At the time when this message first arrived, my home and business were both in pre-evacuation mode.  This means that at any time, should weather conditions change and the forest fire starts to run in our direction, we needed to be ready to evacuate. 
Evacuation

Well, as luck would dictate, the conditions we didn’t want to see occur did occur and we had to leave our home and business behind for several days while firefighters worked to contain the fire.  Today, the fire is 55% contained by the way. 

A few days later, this same LinkedIn connection in British Columbia sent another message after I let him know that we were on pre-evacuation status and we were ready to leave within an hour of receiving the reverse 911 call.  Here is what he wrote.

Most people or companies have no business continuity, disaster recovery or emergency management plans in place. The silver lining is that you are actually prepared to leave in 60 minutes. 

You should blog about this situation and about what is truly important in your life. I find that most Computer Security guys have no understanding of what is truly important to people or companies. To me, it's a simple question, "What could you never lose?"

I could lose every document I have, but I could never lose my family pictures or videos. For a company, it could be financial docs and the like... 

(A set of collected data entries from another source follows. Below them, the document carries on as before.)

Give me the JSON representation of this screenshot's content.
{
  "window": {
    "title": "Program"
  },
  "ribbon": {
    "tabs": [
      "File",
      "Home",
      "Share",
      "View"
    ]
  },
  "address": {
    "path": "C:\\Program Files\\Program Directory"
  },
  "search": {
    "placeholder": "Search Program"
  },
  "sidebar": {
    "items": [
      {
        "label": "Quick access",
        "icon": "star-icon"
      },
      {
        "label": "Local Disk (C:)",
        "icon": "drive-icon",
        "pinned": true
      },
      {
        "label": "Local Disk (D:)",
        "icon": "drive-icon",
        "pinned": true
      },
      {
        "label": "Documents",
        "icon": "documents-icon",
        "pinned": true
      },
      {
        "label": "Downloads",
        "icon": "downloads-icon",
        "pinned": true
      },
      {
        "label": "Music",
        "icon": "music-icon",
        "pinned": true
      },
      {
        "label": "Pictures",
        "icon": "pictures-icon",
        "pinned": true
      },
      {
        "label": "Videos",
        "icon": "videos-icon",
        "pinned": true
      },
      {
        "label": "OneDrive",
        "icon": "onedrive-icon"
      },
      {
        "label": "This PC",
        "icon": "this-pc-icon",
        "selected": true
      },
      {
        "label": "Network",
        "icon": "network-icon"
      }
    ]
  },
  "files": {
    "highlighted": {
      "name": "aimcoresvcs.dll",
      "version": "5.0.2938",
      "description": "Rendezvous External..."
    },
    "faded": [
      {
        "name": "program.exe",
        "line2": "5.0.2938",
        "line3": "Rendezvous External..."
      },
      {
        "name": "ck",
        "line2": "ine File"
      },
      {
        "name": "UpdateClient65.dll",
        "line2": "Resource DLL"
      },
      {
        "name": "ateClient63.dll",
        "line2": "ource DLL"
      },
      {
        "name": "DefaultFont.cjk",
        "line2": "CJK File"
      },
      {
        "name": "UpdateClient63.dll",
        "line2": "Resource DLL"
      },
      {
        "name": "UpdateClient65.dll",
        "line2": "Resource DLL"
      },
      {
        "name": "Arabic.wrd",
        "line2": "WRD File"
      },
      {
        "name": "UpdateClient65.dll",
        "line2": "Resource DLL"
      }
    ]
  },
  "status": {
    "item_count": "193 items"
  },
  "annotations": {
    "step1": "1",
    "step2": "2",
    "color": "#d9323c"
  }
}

After having this experience, what have you realized is most important to you? 
Now that we’re back in our home and I’m back in my office, I can answer my LinkedIn connection’s question.  What is most important to us is what occupied our two vehicles.  I won’t bore you with the entire list but I’ll tell you it wasn’t stereo systems, furniture or TVs that made it into the cars.
Here is a partial list of what was most important to us:

  • Non-digital pictures
  • The flag from my father’s military funeral
  • Diplomas
  • Pictures and documents from my mother and father’s life before they both passed away
  • Kids elementary school projects that can’t be replaced
  • Enough clothing to get my family through a week without doing laundry if our house had burned down
  • A few computers and a box of electronic components related to my business
  • Mobile phones
  • Daily backups are out there to tap into if we had to start all over from scratch so we didn’t have to pack a bunch of file boxes of paper
  • Two crabs, two frogs, two hamsters and two fish
  • The dog, his dog crate, dog food and water
  • A few stuffed animals to comfort my little girls
  • Toiletries
  • Bikes on the bike racks
That’s about all that would fit into or on two vehicles.  We were off on a not-so-fun adventure.

Be Prepared

Whether you live in a location that floods, a location that could burn, a location that is prone to see tornados or an area that is likely to have earthquakes, hurricanes, etc., having a pre-determined idea of what is most important to you is something you should prepare for  now, not after it is too late.